COLCHESTER — Two-thirds of parents in the school district said they were in favor of having armed security guards in the district’s four schools, according to a recent survey distributed by Colchester Public Schools.
Of the approximately 1,000 parents who responded to the survey, 66.5 percent said they were in favor of having armed guards, while about a quarter said they would not be in favor of it, with the remaining 9 percent saying they were unsure.
In an email introducing the survey, which was distributed earlier this year, interim Superintendent Thomas McDowell said that some schools in the region had already added armed security guards to patrol the buildings during school hours.
“While none of us like this, it is unfortunately, the world we currently live in,” McDowell wrote.
McDowell said that placing armed security guards in the district’s four buildings would cost approximately $150,000.
Parents in support of the idea said they would feel safer knowing that there was additional protection for students.
“This would make me feel safer sending my children to school. No one is going to walk in with a gun knowing they will be met by a gun. Without an armed officer in the school, the school is a sitting duck,” one parent wrote.
“I feel it is very important we protect our children and those teaching our children. It now appears to be a necessity to have armed security in our schools these days and we should implement these measures for everyone’s safety and security. I fully support this,” wrote another.
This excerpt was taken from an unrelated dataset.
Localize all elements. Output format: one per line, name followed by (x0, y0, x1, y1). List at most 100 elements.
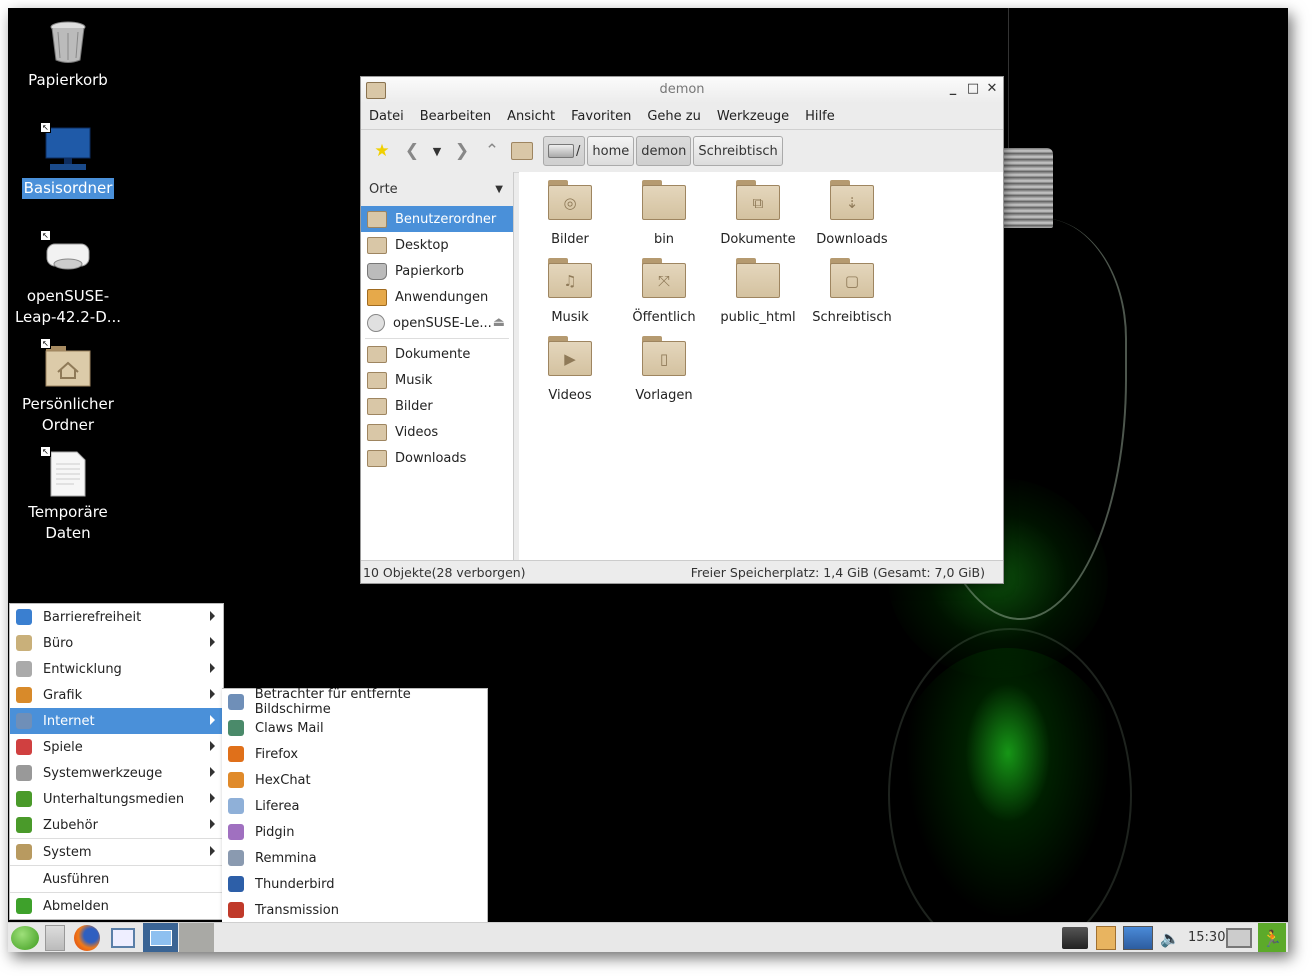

Others disagreed, saying that armed guards did not discourage active shooters and that they didn’t trust the guards to take the proper action. Some said they would rather see money spent on mental health resources or training for staff on awareness and conflict resolution. A few questioned whether students would feel comfortable with armed guards in the schools.
“I think it adds more anxiety in the school. I also know that when push comes to shove there is nothing saying one of these individuals will be able or willing to fire on a child or young adult which is the whole purpose of being armed at the school. Unarmed presence offers the same deterrent to a student active shooter, as most active shooters expect to not make it out alive anyway,” another respondent wrote.
Others said they wanted more information.
“I would want to understand their role, when will they engage in a situation, when and how will they be utilized throughout the school day,” wrote one parent.
Under Connecticut law, armed guards who work in schools must be qualified current or retired police officers.
The Board of Education plans to discuss the survey results at their meeting on November 8.